Words get thrown around, one sinks in: recovery.

It’s a blimp in an ocean of doubt; it’s a word that suggests up, up and out!

What does it mean? Me being still the same person, still heavyhearted, fed up, strung out, it’s tangible yet it takes route and in the next few weeks, months, years, it’s bound to feel useless.

Recovery is less friends, less drinking and drugs, less low self-esteem…

Except recovery is also relapse and making an old mistake and the promises made to oneself that it wont happened again.  

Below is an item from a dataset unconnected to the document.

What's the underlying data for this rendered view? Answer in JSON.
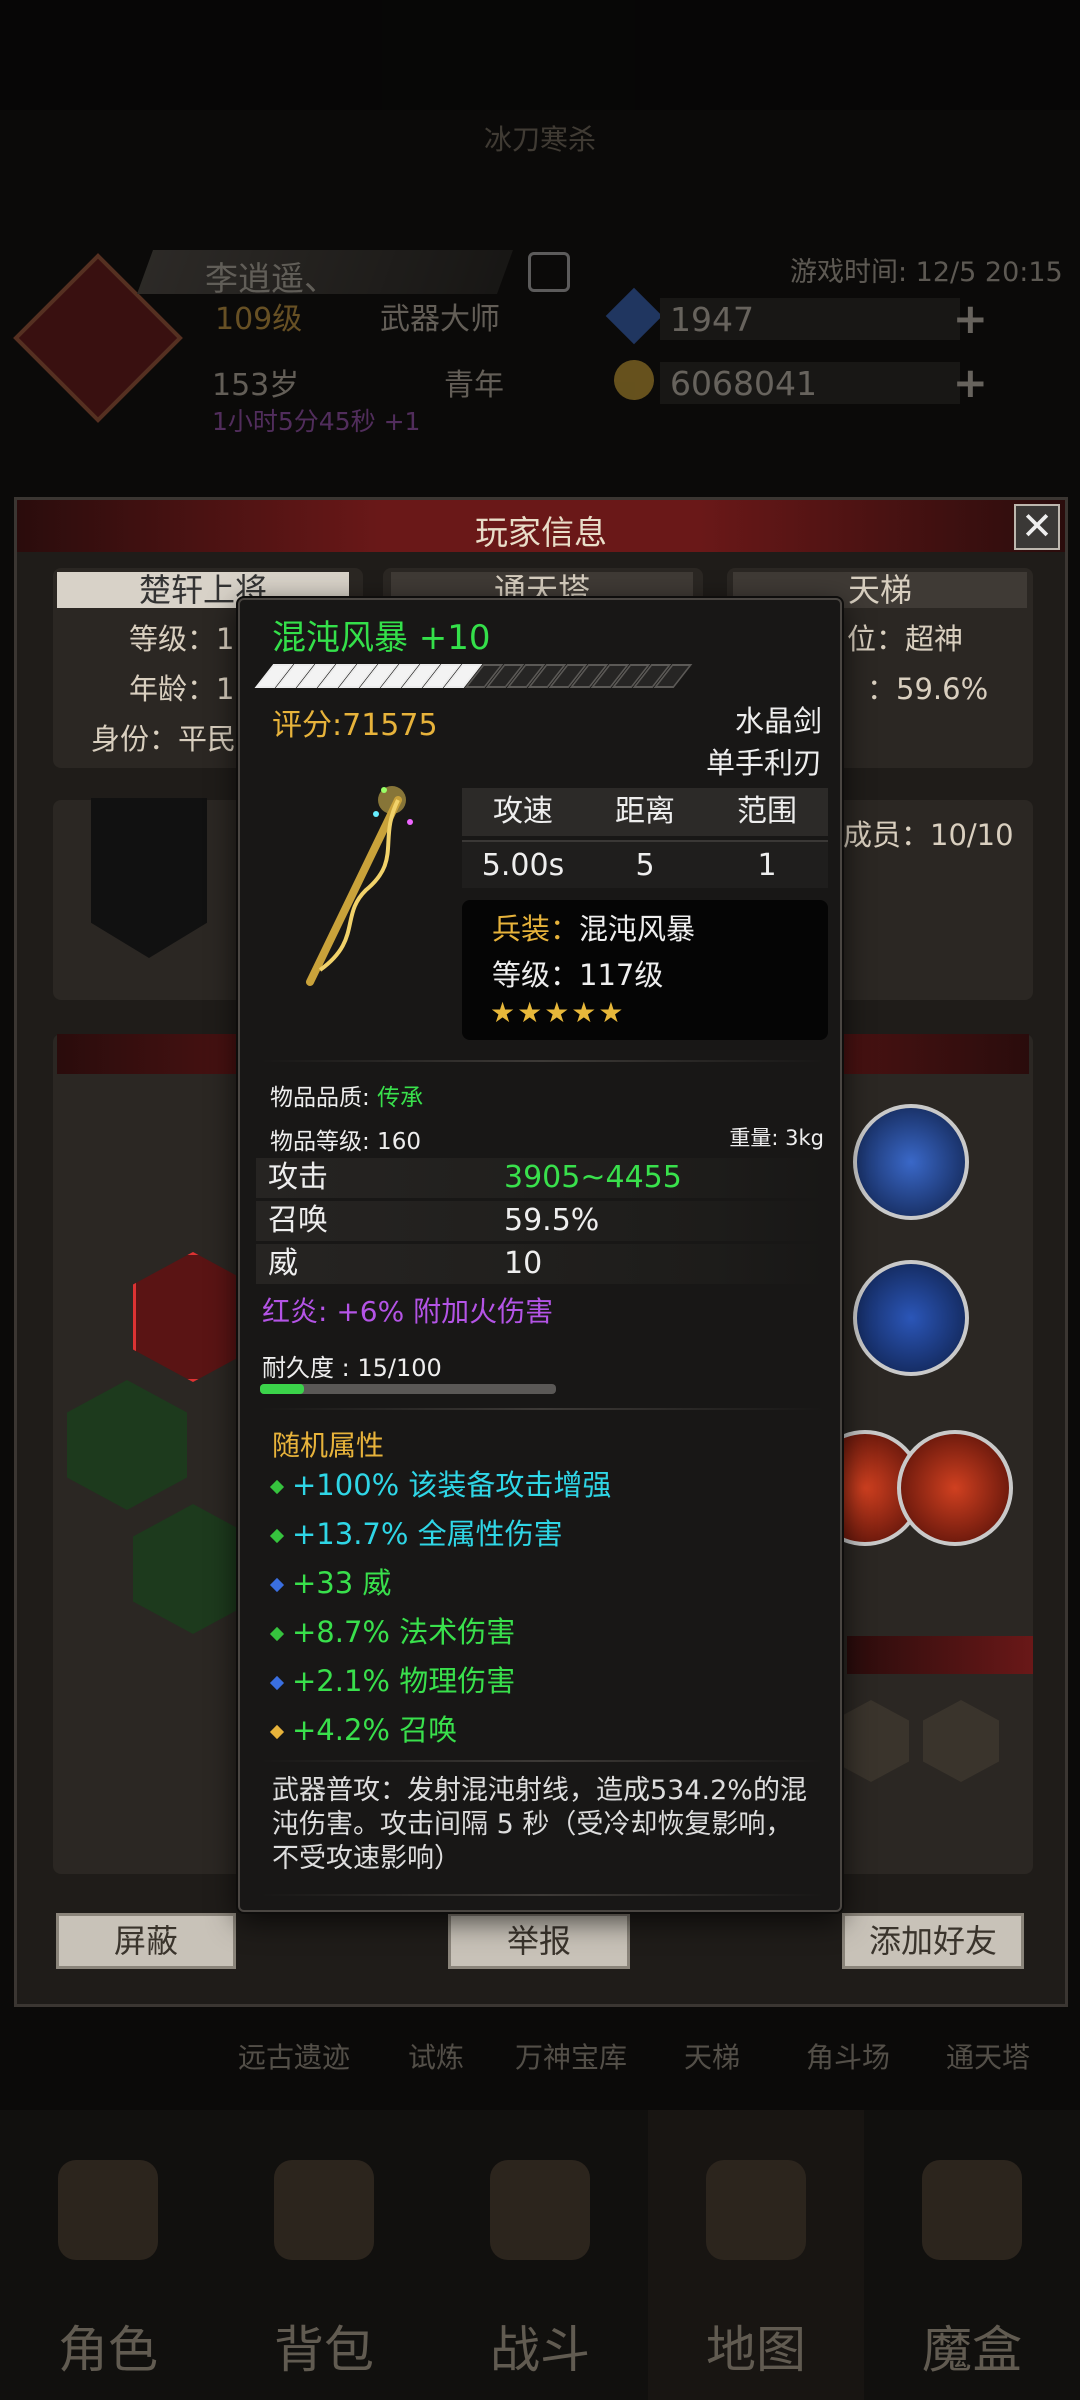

It’s endless explaining to family and friends and starting sentences with “when you do that I feel” or “such and such makes me feel anxious.”

It’s being venerable to stigma in a way you were not before because now you have a diagnosis and the language that surrounds it.

It’s appointment after appointment, doctor, psych, therapy, new drugs, drug changes, drug side effects.

It’s moving back home.

It’s flashbacks and crying over people long gone.

It’s memories that live in muscle.

It’s nature vs. nurture with you as it’s tester.

It’s harm prevention weighed up next to a shot glass, it’s knowing now all things pass, but still sinking so low that you sometimes forget it.

It’s new boundaries and wondering was I too soft, was I too firm, should I just give in?

As time goes on there is growth and self-improvement, there are techniques to calm nerves, to help with sleep and how best to eat and the tireless observing and recording of one’s triggers and warnings.

Recovery is a trigger in itself because it exposes and strips back the ways which we coping, forcing us to face the music.

My unhealthy coping mechanisms, I miss them, they did the job, I could use them so well to avoid really seeing myself.  

Self-sabotage is short-term problem solving with the side effect of suffering.

Solving problems in the long run is daunting and difficult, so I take my hat of to those who are trying it.